Syrian rebels battled government forces near a Turkish border crossing today and bullets flew into the northern neighbour that has backed the 18-month-old uprising against President Bashar al-Assad.
The revolt, which began as peaceful street protests cracked down on by Dr Assad's military, has escalated into a civil war in which over 27,000 people have died. Daily death tolls now approach 200 and the last month was the bloodiest yet.
In another bid to stem the bloodshed, Iran's foreign minister proposed a new regional monitoring mission ahead of talks with President Bashar al-Assad in Damascus tomorrow, Iranian state media said. Two previous missions have collapsed.
From the Turkish side of the crossing with Tel Abyad, a Reuters witness heard sporadic, heavy machinegun fire and saw an ambulance nearby. A Turkish official said stray bullets hit some houses in the town of Akcakale, wounding at least one person, a woman.
He said the rebels were trying to gain control of Tel Abyad, which was a major crossing for Turkish-Syrian commerce in peacetime, and which rebels were rumoured to have used for weapons smuggling in the past year.
It appeared to be the first attempt by insurgents to assert their grip over a border zone in al-Raqqa province, most of which has remained solidly pro-Assad.
Rebels hold two other crossings on the northern border with Turkey. A third border point would help strengthen their control in the north and put more pressure on the army as they battle for control of Syria's largest city Aleppo not far away.
Residents say only one town near the border has welcomed rebels in al-Raqqa province. The town held an anti-Assad protest today, prompting government shelling, wounding several people, and fighting later erupted.
Parts of Syria's frontiers with Turkey, Lebanon and Iraq have become porous as the conflict spread. More than 200,000 refugees have poured into Turkey and Jordan to escape bombardment by pro-Assad forces in pursuit of rebels.
Shell fire has occasionally crashed over the borders, and the fighting has sometimes come so close that the armies of neighbouring states have gone on high alert.
Syria's second and third cities, Aleppo and Homs, have been shattered by fighting. With the army relying on fighter jets and helicopter gunships and the rebels on makeshift bombs, neighbourhoods in both cities have been levelled.
Damascus, once seen as an impregnable Assad stronghold, has also suffered near daily shelling and clashes on its outskirts.
At least five fighters and four soldiers died in the latest clashes on the capital's southern outskirts, the London-based Syrian Observatory or Human Rights said.

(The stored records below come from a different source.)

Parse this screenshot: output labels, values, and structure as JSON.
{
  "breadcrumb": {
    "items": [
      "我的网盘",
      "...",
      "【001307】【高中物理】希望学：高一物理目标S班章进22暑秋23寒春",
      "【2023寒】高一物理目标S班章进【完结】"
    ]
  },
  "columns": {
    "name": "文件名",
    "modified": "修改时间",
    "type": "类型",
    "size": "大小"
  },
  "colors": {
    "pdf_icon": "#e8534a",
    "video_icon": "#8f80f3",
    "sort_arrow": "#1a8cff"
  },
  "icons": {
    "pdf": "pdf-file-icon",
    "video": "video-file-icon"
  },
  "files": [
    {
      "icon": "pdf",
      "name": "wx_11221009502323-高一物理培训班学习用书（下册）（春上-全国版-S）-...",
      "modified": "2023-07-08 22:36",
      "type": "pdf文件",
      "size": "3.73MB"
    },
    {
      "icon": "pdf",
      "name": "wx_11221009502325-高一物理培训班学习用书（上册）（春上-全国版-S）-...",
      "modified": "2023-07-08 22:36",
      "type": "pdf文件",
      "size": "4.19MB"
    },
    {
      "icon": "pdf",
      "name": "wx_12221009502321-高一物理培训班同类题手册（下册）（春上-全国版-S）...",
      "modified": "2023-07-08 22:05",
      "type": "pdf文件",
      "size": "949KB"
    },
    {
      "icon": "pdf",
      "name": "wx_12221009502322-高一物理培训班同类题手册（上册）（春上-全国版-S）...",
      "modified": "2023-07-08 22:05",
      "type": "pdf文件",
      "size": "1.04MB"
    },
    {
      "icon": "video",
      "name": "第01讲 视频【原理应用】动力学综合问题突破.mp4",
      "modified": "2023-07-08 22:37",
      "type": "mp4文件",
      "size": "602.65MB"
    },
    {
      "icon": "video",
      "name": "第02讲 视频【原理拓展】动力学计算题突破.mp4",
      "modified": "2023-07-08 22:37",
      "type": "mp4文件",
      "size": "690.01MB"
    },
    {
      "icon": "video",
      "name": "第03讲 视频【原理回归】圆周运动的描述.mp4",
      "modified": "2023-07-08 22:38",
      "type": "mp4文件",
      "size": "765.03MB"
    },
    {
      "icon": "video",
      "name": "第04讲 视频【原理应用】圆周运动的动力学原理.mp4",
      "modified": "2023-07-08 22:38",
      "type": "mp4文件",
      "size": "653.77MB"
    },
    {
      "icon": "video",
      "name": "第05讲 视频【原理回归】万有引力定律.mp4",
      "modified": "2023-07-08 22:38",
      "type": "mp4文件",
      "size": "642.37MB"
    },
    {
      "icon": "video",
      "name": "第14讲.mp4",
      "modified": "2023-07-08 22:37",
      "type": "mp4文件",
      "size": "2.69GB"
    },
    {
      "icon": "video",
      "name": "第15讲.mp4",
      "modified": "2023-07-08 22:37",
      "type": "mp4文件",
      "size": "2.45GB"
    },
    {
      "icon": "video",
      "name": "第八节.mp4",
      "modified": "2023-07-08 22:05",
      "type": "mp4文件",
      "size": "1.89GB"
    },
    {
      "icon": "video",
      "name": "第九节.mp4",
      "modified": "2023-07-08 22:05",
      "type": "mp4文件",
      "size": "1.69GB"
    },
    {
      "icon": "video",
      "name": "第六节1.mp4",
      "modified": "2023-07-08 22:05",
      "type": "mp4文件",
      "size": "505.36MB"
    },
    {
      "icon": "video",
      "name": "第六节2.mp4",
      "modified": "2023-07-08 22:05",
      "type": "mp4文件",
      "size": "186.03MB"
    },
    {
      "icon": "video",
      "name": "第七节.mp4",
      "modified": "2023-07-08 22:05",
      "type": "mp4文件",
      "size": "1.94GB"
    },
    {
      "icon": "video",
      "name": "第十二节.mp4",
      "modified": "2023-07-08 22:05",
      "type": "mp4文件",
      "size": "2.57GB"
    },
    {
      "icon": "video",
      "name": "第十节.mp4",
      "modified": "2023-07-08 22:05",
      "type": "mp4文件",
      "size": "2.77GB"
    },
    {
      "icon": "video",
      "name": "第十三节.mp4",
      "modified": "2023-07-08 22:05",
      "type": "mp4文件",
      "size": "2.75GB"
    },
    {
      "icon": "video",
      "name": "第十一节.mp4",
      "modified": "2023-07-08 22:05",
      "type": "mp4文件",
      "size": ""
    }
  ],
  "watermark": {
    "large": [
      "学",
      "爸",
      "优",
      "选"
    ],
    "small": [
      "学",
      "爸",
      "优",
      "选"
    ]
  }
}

Security forces are trying to stamp out a rebel foothold in Damascus's southern and eastern suburbs.
Heavy army shelling battered rebellious towns in the southern Deraa region, fount of the uprising, and Idlib, in the north near the Turkish border. More than 60 people were killed nationwide before evening on Tuesday, the Observatory said.
Meanwhile, Iraq reopened its border with Syria today to receive refugees escaping violence, but refused entry to young men for security reasons.
"They (the central government) fear that some of those young men could be members of al Qaeda or the Free Syrian Army," a local government official in Iraq's Anbar province said.
Al Qaim was closed at the end of August when Syrian forces backed by jets fought rebels for control of an airfield and military base near the Syrian border town of Albu Kamal, within metres of the crossing and on a major supply route from Iraq.
"The prime minister gave orders to receive 100 refugees daily and the priority is for women, children, elderly, wounded and sick people, but excluded young men," al Qaim's mayor Farhan Ftaikhan told Reuters by phone.
Mr Ftaikhan said Iraqi authorities had set up refugee camp facilities with a capacity for five hundred families.
Al Qaim is already suffering spillover from the fighting in Syria and Syrian jets fly over Iraqi airspace almost daily to make bombing runs on rebel positions just inside Iraq.
Iraq's government is struggling to overcome its own insurgency and legacy of sectarian violence. Baghdad says it has evidence Sunni Islamist fighters are crossing the porous border to fight against Dr Assad.
"This is an unjust decision towards Syrian families. Some Syrian families reject leaving their young sons behind," the Anbar province official said, declining to be named.
Most people in Albu Kamal have family in al Qaim and Anbar's government has opposed the border closure from the start.